With a focus on the Lower Hudson River, the Department of Environmental Conservation (DEC) gave an overview of their sampling design and water assessment strategies in their Rotating Integrated Basin Studies Program (RIBS). Brian Duffy, NYS DEC Researcher, took his virtual audience through their usage with aquatic macroinvertebrates as water quality indicators that are commonly found in streams and rivers.

Duffy, featured in this Hudson River Watershed Alliance Watershed Breakfast Series, highlighted the importance and significance of biomonitoring that he and his fellow colleagues have taken part in.

Brian Duffy, NYS DEC Researcher, took his virtual audience through their usage with aquatic macroinvertebrates as water quality indicators that are commonly found in streams and rivers.
Brian Duffy, NYS DEC Researcher, took his virtual audience through their usage with aquatic macroinvertebrates as water quality indicators that are commonly found in streams and rivers.

Biomonitoring is the practice of observing and analyzing the ongoing changes in condition of waterbodies like rivers, lakes, streams and ponds by using organisms like invertebrates, insects and plants that live in the area.

In their work, they primarily use macroinvertebrates because of their inexpensive and abundant nature, lack of mobility, high sensitivity to change and their overall good indication of water quality.

Duffy and his colleagues monitor the water quality by the waterbody type: rivers and streams are monitored by biological monitoring, Water Assessment by Volunteer Evaluators (WAVE) and toxicity, while lakes, ponds and reservoirs are monitored via harmful algal blooms (HABs) and the Citizen Statewide Lake Assessment Program (CSLAP).

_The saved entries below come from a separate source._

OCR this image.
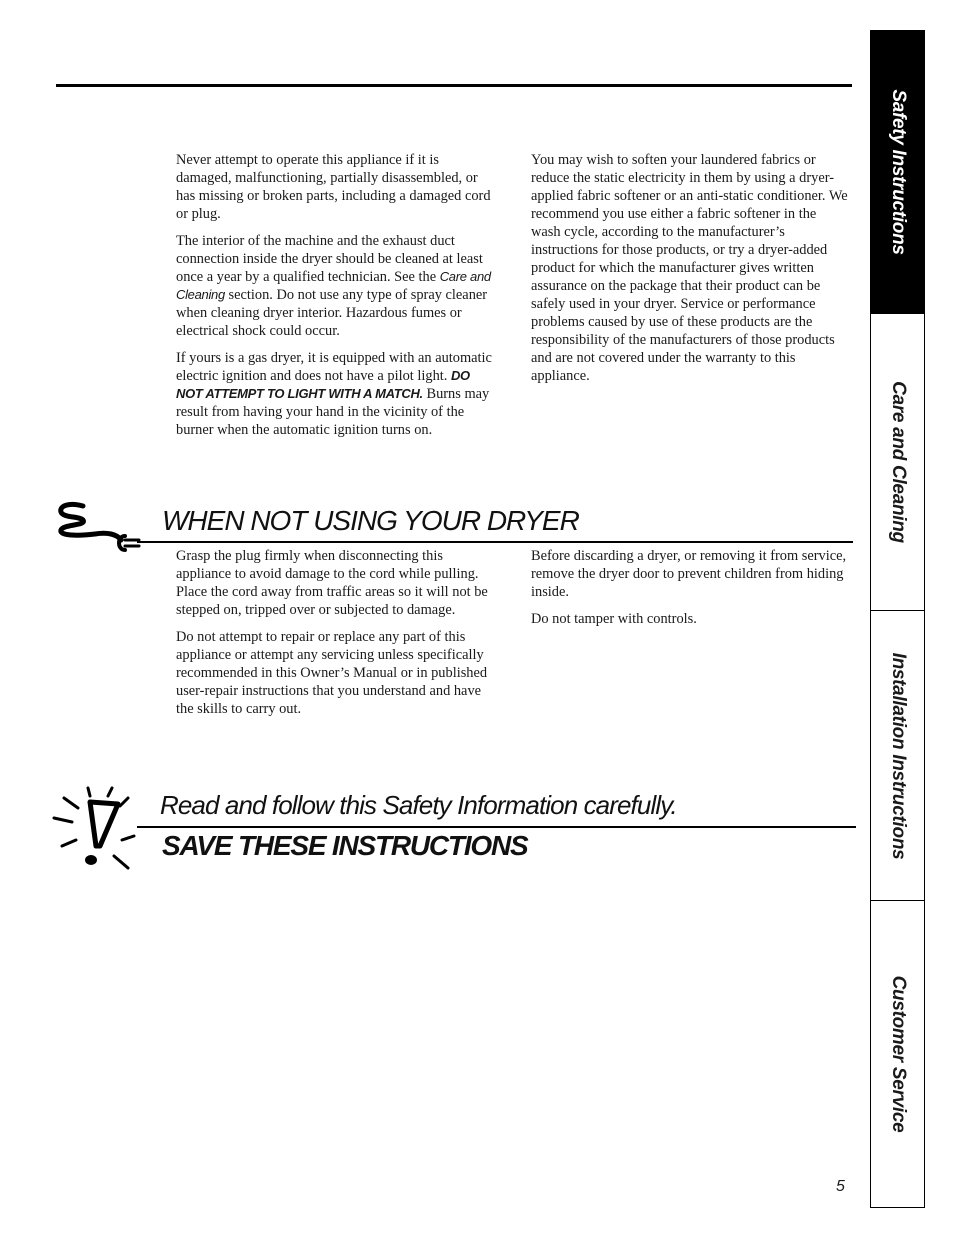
Never attempt to operate this appliance if it is damaged, malfunctioning, partially disassembled, or has missing or broken parts, including a damaged cord or plug.

The interior of the machine and the exhaust duct connection inside the dryer should be cleaned at least once a year by a qualified technician. See the Care and Cleaning section. Do not use any type of spray cleaner when cleaning dryer interior. Hazardous fumes or electrical shock could occur.

If yours is a gas dryer, it is equipped with an automatic electric ignition and does not have a pilot light. DO NOT ATTEMPT TO LIGHT WITH A MATCH. Burns may result from having your hand in the vicinity of the burner when the automatic ignition turns on.

You may wish to soften your laundered fabrics or reduce the static electricity in them by using a dryer-applied fabric softener or an anti-static conditioner. We recommend you use either a fabric softener in the wash cycle, according to the manufacturer’s instructions for those products, or try a dryer-added product for which the manufacturer gives written assurance on the package that their product can be safely used in your dryer. Service or performance problems caused by use of these products are the responsibility of the manufacturers of those products and are not covered under the warranty to this appliance.

WHEN NOT USING YOUR DRYER

Grasp the plug firmly when disconnecting this appliance to avoid damage to the cord while pulling. Place the cord away from traffic areas so it will not be stepped on, tripped over or subjected to damage.

Do not attempt to repair or replace any part of this appliance or attempt any servicing unless specifically recommended in this Owner’s Manual or in published user-repair instructions that you understand and have the skills to carry out.

Before discarding a dryer, or removing it from service, remove the dryer door to prevent children from hiding inside.

Do not tamper with controls.

Read and follow this Safety Information carefully.
SAVE THESE INSTRUCTIONS
Safety Instructions
Care and Cleaning
Installation Instructions
Customer Service
5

Monitoring operates in a cycle that Duffy says begins and ends with assessment. The cycle begins with WAVE, followed by screening in the first year and then special studies. In three to five years, assessment updates and plan development with restoration strategies are initiated. This process is specifically designed for streams and rivers that also have ongoing CSLAP and NYHABS routines.

To continue such work, there are specific location parameters that are practiced as well as screening parameter routines.

“The routine network is a network that is made up of 40 sites across a range of water body sizes and condition across the state to really get at the long-term trend conditions of our water across the state,” Duffy said. “We take a very representative approach to sampling for routine programing.”

There is consistent modification made to their methodologies when assessing the water quality. Unimpacted conditions and impacted conditions are both considered to help “modify and refine our sample collection and assessment methodologies to best reflect the evolving needs for better assessment and data in the assessment process,” Duffy said. He says that the various screening network parameters come from the special “tool box” that have additional surveying methods that best suit the environment like sediment chemistry, algal toxicity and macroinvertebrate tissue chemistry.

Anyone can volunteer and participate in the collection of bugs in the WAVE program that then generally takes up to three hours for collection screening. “[It’s] really easy and really fun to do,” he says.

To limit their human impact on the environment, Duffy says they have “connected our biological assessments to protect the fishing use. There’s been some changing ways in which that’s been applied in recent years,” he says.

“In 2022, we will be conducting our screening of the basin and will be holding a kick-off next year right around the end of April where we will be talking about our plan for the basin in that year,” he said.